| >They're not able to reason, but we can't [succinctly] define what it is. People also routinely fail to reason, even programmers often write "obvious" logic bugs they don't notice until it gives an unexpected result at which point it's obvious to them. So both humans and AI don't always reason. But humans reason much better. I myself have observed ChatGPT 4 solving novel problems I invented to my personal satisfaction well enough to say that it seems to have a rudimentary ability to sometimes show abilities we would typically call reasoning, but only at the level of a child. The issue isn't that it is supposed to reason perfectly or that humans reason perfectly, the issue is that it doesn't reason well enough to succeed at completing many kinds of tasks we would like it to succeed at. Please note that nobody expects it to reason perfectly. "Prove Fermat's last theorem in a rigorous way. Produce a proof that can be checked by Coq, Isabelle, Mizar, or HOL in a format supported directly by any of them" is arguably a request that includes nothing but reasoning and writing code. But we would not expect even Wiles to be able to complete it, and Wiles has actually proved Fermat's last theorem. So we have an idea of reasoning as completing certain types of tasks successfully, and today humans can do it and AI can't. Today, it fails badly at tasks that require reasoning. A simple example: https://chatgpt.com/share/da95843e-218a-4d69-a161-6aa2d7a3c9... The issue is that humans can see its answer is wrong and its "reasoning" is wrong. The issue isn't that it never reasons correctly. It's that it doesn't do so often enough or well enough, and it doesn't complete tasks we expect humans to complete, and it doesn't always notice when it is printing something outrageously wrong and illogical. It notices sometimes, it engages in elementary rudimentary guesswork sometimes, but just not often enough or well enough. |
> The issue is that humans can see its answer is wrong and its "reasoning" is wrong.

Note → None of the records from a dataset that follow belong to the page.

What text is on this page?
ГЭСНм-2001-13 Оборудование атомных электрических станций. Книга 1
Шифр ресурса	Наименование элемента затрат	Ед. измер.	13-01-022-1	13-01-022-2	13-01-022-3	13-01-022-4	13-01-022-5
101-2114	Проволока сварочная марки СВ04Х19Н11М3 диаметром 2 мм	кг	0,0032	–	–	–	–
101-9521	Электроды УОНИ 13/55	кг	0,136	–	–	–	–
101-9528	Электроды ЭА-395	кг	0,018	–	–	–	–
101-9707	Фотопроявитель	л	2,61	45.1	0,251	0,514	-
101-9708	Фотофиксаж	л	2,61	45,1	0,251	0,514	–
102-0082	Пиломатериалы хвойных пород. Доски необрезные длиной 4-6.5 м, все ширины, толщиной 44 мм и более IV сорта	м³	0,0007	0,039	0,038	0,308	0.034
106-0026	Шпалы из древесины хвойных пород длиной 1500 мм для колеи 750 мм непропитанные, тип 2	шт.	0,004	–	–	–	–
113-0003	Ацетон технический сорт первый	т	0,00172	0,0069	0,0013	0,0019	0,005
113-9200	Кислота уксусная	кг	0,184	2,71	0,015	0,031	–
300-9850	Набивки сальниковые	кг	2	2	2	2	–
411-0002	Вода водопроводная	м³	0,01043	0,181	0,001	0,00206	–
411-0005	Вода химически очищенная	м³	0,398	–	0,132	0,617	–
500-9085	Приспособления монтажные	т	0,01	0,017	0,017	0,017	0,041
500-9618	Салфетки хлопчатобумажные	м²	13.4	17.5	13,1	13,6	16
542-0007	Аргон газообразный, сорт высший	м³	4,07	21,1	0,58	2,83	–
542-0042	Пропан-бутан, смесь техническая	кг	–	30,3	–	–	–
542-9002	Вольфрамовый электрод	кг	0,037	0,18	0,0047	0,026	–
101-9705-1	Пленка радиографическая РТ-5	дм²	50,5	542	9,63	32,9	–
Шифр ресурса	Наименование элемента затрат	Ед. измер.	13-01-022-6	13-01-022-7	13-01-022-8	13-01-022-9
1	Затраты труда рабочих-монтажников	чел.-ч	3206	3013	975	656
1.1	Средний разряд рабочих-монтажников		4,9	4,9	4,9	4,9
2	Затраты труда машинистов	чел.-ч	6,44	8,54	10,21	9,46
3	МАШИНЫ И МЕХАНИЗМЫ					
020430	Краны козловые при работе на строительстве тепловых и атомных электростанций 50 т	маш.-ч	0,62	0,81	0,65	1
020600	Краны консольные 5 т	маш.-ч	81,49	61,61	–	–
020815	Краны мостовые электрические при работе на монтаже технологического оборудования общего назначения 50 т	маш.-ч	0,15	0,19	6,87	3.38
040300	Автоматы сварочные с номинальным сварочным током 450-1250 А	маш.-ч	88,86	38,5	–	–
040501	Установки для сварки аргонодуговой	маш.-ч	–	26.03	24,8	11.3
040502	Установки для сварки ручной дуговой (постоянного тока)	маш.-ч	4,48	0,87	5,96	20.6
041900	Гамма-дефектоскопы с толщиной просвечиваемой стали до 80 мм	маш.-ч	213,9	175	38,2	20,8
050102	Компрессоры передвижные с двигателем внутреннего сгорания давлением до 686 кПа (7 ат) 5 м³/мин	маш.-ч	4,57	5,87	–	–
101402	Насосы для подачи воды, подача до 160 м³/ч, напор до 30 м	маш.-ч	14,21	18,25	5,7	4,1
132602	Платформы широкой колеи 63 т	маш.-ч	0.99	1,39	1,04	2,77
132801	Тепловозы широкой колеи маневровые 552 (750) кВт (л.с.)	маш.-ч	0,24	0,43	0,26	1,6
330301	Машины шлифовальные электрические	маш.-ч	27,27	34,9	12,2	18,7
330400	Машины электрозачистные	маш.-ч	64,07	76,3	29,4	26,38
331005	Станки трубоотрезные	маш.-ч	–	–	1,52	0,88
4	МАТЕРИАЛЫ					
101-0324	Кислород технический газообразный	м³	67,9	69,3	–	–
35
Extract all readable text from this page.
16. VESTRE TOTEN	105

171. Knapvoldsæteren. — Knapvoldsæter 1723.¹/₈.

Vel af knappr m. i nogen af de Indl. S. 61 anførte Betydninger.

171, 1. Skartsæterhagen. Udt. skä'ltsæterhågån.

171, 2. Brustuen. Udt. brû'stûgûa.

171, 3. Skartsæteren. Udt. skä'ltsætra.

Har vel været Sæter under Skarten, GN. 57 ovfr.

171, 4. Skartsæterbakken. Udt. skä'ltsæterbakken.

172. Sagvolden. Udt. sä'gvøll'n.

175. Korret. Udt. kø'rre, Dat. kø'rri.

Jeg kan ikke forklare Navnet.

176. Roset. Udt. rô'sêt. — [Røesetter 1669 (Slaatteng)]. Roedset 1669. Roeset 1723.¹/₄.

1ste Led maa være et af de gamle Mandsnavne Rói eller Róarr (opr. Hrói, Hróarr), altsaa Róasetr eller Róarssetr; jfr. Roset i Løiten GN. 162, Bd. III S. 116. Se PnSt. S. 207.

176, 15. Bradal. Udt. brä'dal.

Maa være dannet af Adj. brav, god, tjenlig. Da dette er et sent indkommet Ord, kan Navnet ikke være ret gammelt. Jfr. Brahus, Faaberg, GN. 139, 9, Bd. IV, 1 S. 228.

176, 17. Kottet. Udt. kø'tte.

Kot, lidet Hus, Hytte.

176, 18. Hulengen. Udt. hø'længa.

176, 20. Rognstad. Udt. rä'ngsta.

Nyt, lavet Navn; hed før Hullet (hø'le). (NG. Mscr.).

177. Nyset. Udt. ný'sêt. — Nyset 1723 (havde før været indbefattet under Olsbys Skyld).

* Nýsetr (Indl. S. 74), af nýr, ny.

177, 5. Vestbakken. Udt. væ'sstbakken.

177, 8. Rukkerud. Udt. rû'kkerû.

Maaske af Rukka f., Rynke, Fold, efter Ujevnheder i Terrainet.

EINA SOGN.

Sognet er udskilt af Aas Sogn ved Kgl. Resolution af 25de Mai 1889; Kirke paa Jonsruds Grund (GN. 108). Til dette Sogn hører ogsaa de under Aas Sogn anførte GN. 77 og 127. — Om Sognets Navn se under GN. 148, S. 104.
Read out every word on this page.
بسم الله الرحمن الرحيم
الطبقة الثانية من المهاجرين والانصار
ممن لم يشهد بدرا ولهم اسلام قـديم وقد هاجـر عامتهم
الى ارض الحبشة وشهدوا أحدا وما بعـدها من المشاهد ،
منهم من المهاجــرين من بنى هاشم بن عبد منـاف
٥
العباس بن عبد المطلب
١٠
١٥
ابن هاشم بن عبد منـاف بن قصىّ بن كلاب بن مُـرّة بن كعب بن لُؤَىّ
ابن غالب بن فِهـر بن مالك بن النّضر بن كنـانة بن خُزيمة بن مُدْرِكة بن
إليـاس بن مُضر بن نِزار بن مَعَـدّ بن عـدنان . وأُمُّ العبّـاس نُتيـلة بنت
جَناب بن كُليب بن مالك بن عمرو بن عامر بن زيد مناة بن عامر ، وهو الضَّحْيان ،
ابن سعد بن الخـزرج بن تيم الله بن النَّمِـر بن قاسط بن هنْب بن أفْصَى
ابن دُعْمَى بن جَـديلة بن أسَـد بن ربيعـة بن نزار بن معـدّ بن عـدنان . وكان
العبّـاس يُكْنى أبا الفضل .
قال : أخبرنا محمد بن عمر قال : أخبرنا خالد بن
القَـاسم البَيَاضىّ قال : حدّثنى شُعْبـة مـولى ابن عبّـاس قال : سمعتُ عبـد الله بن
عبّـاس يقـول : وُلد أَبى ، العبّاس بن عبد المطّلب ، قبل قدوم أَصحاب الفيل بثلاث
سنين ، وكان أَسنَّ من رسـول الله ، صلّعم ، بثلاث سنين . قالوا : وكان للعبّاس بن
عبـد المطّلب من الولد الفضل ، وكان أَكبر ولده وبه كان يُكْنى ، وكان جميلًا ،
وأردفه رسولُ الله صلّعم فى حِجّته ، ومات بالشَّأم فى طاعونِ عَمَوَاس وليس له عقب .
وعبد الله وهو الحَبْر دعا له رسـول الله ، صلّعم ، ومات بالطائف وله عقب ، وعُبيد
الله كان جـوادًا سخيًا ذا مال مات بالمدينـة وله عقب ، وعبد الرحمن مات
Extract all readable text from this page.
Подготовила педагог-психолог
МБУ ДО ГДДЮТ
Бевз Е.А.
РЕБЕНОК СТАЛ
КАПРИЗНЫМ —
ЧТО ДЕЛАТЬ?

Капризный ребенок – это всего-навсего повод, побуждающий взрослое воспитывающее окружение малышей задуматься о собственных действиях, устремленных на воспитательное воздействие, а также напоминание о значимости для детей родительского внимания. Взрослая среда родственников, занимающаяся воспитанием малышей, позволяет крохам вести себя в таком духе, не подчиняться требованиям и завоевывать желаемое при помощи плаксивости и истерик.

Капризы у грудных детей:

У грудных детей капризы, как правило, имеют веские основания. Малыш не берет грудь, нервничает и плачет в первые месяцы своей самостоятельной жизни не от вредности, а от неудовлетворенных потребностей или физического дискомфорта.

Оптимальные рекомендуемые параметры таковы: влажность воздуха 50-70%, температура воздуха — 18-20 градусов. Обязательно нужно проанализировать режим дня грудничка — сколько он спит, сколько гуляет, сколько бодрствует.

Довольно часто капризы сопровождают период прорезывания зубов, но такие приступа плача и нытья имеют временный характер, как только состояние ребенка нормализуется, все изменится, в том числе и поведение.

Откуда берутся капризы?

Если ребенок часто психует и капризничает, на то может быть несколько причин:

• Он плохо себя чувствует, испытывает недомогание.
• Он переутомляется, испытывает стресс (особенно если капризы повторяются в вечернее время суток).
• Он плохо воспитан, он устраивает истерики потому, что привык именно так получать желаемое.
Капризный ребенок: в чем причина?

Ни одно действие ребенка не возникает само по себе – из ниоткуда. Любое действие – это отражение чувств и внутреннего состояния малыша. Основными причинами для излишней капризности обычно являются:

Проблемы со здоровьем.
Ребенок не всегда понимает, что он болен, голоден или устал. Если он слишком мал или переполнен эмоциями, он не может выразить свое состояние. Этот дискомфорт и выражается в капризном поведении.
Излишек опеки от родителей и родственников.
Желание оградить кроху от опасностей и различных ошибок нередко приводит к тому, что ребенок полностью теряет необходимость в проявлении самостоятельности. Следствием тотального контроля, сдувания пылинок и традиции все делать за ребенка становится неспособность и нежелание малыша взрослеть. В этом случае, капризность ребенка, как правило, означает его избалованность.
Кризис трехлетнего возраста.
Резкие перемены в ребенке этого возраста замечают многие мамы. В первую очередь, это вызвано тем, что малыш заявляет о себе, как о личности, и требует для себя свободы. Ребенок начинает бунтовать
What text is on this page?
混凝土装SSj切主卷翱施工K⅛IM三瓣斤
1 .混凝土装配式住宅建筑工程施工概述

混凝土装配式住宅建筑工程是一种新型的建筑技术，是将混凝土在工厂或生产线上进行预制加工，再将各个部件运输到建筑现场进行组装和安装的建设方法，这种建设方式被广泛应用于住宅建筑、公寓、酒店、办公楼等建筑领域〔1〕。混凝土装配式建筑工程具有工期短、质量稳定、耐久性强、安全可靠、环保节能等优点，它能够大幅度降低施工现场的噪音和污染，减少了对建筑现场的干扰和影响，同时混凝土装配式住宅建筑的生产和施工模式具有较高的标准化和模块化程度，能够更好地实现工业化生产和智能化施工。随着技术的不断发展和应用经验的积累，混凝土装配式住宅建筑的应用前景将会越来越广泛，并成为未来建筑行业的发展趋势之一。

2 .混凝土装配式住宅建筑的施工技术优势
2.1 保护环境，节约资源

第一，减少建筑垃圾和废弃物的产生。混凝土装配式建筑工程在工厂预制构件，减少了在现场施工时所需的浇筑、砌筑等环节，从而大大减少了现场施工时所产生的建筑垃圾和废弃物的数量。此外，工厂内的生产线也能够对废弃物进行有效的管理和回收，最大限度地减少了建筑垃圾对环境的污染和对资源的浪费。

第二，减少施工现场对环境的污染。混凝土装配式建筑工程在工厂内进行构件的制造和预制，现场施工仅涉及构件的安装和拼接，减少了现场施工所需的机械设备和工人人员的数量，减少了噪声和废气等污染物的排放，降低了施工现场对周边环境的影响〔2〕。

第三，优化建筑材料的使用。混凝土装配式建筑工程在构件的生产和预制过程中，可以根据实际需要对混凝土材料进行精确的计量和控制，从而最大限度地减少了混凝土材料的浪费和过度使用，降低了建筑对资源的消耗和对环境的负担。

I've noticed with LLMs that they're more likely to come to the wrong conclusion if you prime them in that manner. In this case, you posed the follow-up question as "Will <incorrect conclusion> always be true?" As a result, it's primed to try to prove that incorrect conclusion.
(That said, ChatGPT further did not answer the posed question, as it also changed "difference" -> "absolute difference"; in fact, the difference will alternate between increasing and decreasing, while the absolute difference is strictly increasing.)